Jack Dai, senior application development engineer at Cargill, says BiOH, which was recognized by the U.S. Environmental Protection Agency with a 2007 Presidential Green Chemistry award, offers a 25% reduction in total energy demand and 36% less greenhouse emissions.

Cargill, as well as Dow, described this polyol as first generation, with second-generation monomers in the pipeline that could lead to rigid PUR systems. To speed that development, Cargill opened a 19,000-ft2 R&D facility for polyols in Plymouth, MN, which features a KraussMaffei (Munich) reaction injection molding system.

“From an equipment perspective, very few things change when running soy polyol,” explains John-Paul Mead, VP of reaction process machinery at KM, with the addition of a feed pump being one notable difference.

PUR leader Bayer MaterialScience (Leverkusen, Germany) is undertaking its own work on renewable polyols, looking at soybean and other oils, according to Kirk Bourgeois, head of BaySystems North America. The company has two commercial applications in the field, using Baydur 730S with soy polyol.

The company had a soy-polyol headrest at its Utech booth, adding that it has worked with all the major automakers to approve the materials through their tier suppliers.

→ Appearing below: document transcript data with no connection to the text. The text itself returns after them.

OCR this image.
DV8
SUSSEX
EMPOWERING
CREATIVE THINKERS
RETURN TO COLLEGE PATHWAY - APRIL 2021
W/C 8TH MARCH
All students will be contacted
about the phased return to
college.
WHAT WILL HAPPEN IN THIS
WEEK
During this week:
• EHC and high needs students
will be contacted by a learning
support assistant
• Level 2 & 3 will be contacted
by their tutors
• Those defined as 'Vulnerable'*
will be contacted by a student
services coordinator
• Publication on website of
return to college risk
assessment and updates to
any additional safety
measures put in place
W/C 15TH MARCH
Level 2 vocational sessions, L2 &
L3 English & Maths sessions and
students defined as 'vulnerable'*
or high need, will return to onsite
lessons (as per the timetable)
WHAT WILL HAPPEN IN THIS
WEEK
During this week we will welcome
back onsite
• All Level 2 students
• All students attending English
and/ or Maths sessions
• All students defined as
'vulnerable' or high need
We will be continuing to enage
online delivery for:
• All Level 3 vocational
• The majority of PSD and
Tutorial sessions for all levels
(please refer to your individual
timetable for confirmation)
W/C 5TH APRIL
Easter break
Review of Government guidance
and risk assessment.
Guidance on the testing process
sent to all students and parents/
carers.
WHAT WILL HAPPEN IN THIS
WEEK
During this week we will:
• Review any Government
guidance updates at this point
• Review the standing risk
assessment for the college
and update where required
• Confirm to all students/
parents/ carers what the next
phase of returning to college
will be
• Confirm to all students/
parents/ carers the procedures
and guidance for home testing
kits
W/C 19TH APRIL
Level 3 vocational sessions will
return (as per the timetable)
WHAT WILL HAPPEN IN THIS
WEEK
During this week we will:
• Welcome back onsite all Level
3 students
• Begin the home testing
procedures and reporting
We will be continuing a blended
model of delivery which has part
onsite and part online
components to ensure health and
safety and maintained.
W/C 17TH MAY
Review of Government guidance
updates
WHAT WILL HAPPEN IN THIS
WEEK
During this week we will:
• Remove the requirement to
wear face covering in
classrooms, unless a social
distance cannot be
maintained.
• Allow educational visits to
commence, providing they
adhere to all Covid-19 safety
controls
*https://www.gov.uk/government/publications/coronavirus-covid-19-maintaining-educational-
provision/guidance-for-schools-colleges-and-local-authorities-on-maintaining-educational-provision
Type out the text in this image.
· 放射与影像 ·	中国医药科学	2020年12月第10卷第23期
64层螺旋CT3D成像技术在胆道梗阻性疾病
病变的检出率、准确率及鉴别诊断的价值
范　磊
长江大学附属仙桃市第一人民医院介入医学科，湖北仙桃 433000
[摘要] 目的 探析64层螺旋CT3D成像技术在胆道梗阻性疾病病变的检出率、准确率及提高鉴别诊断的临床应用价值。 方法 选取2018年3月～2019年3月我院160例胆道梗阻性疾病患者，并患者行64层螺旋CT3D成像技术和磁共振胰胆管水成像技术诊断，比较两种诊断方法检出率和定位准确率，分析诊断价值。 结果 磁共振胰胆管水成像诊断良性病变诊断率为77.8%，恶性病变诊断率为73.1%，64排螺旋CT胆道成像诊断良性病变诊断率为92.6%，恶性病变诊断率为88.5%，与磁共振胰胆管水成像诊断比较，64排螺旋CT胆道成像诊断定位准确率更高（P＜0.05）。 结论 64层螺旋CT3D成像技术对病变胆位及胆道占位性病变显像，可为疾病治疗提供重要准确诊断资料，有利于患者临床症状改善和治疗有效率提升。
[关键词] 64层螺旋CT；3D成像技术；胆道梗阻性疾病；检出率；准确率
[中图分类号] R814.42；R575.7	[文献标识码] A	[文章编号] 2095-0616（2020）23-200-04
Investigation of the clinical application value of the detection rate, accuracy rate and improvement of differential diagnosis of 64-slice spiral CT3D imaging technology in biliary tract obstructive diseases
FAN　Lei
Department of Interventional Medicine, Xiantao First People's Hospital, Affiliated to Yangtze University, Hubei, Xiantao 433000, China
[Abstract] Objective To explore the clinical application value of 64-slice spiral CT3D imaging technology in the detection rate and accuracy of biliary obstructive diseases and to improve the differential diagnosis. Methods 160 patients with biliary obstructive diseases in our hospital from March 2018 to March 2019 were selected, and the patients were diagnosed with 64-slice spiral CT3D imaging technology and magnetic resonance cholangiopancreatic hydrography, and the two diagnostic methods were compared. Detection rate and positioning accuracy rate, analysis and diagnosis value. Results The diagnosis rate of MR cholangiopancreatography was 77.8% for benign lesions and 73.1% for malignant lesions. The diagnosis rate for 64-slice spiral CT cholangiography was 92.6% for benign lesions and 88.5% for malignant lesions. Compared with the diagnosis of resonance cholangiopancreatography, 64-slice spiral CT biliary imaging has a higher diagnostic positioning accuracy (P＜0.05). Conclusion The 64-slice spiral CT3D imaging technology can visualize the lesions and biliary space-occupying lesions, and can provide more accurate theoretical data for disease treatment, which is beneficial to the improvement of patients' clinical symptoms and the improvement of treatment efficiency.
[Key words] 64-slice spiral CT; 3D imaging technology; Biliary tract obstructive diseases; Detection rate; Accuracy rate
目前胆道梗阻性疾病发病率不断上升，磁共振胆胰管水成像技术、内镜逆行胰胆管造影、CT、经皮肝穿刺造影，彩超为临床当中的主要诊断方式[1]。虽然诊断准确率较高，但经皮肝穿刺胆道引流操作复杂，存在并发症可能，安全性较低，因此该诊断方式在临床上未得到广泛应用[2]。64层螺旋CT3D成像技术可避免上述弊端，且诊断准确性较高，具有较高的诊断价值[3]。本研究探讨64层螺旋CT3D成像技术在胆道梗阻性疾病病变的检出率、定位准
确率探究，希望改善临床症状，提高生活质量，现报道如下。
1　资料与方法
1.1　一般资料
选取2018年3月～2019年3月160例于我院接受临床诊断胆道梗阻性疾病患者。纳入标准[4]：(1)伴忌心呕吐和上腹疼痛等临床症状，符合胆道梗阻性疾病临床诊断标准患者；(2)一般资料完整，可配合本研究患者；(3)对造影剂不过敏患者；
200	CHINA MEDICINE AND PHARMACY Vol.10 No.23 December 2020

The first commercial application will be seat-cushion and seat-back foam for Ford’s 2008 Mustang.

The soy polyol for that particular application comes from Urethane Soy Systems (Volga, SD), which, unlike many of its new competitors in the field, is “backward integrated” to the farm, growing its own soybeans, according to Eric Geiger, director of research and development. Geiger says the market has been impacted by new players and biodiesel initiatives, but on the whole, vegetable oil is still less volatile than petroleum. Out of the company’s 1 billion-gallon capacity, 100 million gallons of soybean oil are committed to biodiesel. While the company’s capacity for soy-based polyol is 50 to 75 million lb, it sells 350 million lb of soybean oil on an annual basis.

Doug Warner, polyols business director at Dow, took time at the onset of the conference to recognize that Utech was marking its 50th anniversary, with the inaugural event held in 1957, when the first flexible foamswere still on the horizon. Today, annual PUR sales in the U.S. are $19 billion and the industry employs 200,000 in the states, displaying marked growth. The awakening green consciousness of consumers, however, leads Warner to believe changes will have to be made to ensure the industry''s future. “To be successful and make it to the next 50 years, we have to understand sustainability,” Warner said. “We need to be sustainable and safe.”